I told her it was incredibly hard. I felt broken in 18 different ways. When there wasn't crying, there was self-pity and a lot of anger. I told her that some days it was all but impossible to crawl out from under the blanket of shame I had pulled tightly around me. I felt like I had let everyone including myself down. I was a failure. I was lost. I was unable to see how it would ever be OK. It was eventually OK, it was eventually pretty great in fact, and the mess was a big part of that process that only the people closest to me got to witness.

Don't Photoshop your story, I told her.

Women don't give themselves permission to fall apart and we certainly don't want to be seen as not having our shit together. That's become taboo in a culture that, for women especially, demands the lie of seamlessness, of perfection, of freedom from blemishes and funky lighting and embarrassing angles. We see from so many of our role models and public figures that it's more important to emphasize how tall we stand rather than how far we fall, and that constant policing of our stories is exhausting and damaging.

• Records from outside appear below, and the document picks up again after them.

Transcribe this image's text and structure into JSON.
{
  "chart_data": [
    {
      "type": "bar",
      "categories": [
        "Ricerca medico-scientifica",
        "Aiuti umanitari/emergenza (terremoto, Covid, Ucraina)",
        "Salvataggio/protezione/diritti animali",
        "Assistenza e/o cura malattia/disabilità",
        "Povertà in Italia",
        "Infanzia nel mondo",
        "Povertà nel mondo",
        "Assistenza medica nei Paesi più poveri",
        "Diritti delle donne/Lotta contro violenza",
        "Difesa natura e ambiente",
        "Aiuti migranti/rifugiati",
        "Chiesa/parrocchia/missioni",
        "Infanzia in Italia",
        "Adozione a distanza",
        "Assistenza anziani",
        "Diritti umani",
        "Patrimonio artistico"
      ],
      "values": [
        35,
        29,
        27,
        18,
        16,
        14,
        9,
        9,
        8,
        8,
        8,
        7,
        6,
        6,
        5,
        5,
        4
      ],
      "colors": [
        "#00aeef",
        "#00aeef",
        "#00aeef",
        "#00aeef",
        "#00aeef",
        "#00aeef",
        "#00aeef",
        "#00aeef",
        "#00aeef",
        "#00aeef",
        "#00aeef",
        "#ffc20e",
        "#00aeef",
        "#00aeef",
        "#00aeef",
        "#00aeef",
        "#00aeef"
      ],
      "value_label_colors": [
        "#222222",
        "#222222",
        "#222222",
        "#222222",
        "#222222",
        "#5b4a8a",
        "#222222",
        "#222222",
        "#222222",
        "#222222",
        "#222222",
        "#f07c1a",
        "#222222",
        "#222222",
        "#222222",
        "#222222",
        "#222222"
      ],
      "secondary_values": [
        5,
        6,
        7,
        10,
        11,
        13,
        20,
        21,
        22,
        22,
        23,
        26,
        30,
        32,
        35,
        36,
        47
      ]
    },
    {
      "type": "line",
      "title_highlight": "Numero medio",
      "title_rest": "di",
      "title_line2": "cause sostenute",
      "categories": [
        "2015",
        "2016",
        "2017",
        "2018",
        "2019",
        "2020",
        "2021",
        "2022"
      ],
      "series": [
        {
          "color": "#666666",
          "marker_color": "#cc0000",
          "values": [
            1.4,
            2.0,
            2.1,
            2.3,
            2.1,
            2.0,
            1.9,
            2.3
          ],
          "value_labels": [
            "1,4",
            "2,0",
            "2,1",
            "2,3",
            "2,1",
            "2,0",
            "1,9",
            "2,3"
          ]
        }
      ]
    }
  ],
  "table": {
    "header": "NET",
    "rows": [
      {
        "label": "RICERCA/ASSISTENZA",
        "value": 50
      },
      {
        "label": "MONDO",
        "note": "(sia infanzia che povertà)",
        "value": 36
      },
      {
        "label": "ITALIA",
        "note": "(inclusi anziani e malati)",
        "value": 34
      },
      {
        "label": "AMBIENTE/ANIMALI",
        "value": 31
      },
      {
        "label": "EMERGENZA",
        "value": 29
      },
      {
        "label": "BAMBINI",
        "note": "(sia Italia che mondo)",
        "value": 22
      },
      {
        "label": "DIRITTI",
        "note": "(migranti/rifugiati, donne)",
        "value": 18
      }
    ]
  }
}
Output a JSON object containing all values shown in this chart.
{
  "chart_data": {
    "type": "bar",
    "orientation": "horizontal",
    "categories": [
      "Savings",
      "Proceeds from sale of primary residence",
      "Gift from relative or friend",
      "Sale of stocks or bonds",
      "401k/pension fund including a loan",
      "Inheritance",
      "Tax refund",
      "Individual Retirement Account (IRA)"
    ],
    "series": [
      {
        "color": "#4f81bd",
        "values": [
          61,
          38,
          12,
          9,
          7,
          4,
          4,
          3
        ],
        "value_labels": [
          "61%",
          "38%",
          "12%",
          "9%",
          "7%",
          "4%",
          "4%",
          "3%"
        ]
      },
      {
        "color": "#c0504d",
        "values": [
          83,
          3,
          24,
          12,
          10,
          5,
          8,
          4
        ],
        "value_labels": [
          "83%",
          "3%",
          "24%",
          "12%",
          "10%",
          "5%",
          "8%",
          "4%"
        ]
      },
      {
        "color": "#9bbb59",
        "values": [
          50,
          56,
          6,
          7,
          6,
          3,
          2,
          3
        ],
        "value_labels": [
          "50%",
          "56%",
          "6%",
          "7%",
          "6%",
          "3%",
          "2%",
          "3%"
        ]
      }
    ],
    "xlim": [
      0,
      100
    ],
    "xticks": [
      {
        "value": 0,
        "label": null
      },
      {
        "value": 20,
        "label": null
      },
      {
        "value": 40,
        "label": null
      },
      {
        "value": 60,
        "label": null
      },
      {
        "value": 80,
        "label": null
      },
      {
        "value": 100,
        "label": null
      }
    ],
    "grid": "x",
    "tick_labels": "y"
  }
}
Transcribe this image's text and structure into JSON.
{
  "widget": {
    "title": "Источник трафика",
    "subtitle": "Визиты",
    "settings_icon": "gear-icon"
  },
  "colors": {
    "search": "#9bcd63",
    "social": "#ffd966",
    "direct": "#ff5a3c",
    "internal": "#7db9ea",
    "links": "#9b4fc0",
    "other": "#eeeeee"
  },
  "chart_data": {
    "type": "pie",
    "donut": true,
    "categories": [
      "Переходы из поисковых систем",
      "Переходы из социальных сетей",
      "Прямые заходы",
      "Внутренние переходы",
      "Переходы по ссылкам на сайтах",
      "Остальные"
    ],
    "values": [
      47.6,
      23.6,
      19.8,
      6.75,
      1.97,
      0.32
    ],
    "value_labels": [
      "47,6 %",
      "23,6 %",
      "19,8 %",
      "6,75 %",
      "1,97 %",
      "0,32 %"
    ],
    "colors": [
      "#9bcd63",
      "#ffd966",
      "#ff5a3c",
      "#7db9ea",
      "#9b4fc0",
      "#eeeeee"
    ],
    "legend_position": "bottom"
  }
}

It's an existence lived in the slick lie of spin and perpetual editing: the long stretch of struggle condensed into a few hours, repackaged and rebranded as a road bump or "challenging moment." God forbid one of us admits that we don't know what we're doing, that we don't have it all figured out, that we're screwing up left and right trying to make good of the precious life we've been given.

Have the courage to haul out your mess of tangles and let others see the knots frayed from so much worrying. You're not doing anyone any favors airbrushing your experiences. It doesn't dull the sharp edges of the pain you carry and it doesn't make you heroic or strong; it makes you a thief--stealing someone else's chance to connect with you and your story, denying someone the opportunity to breathe with relief because "me too."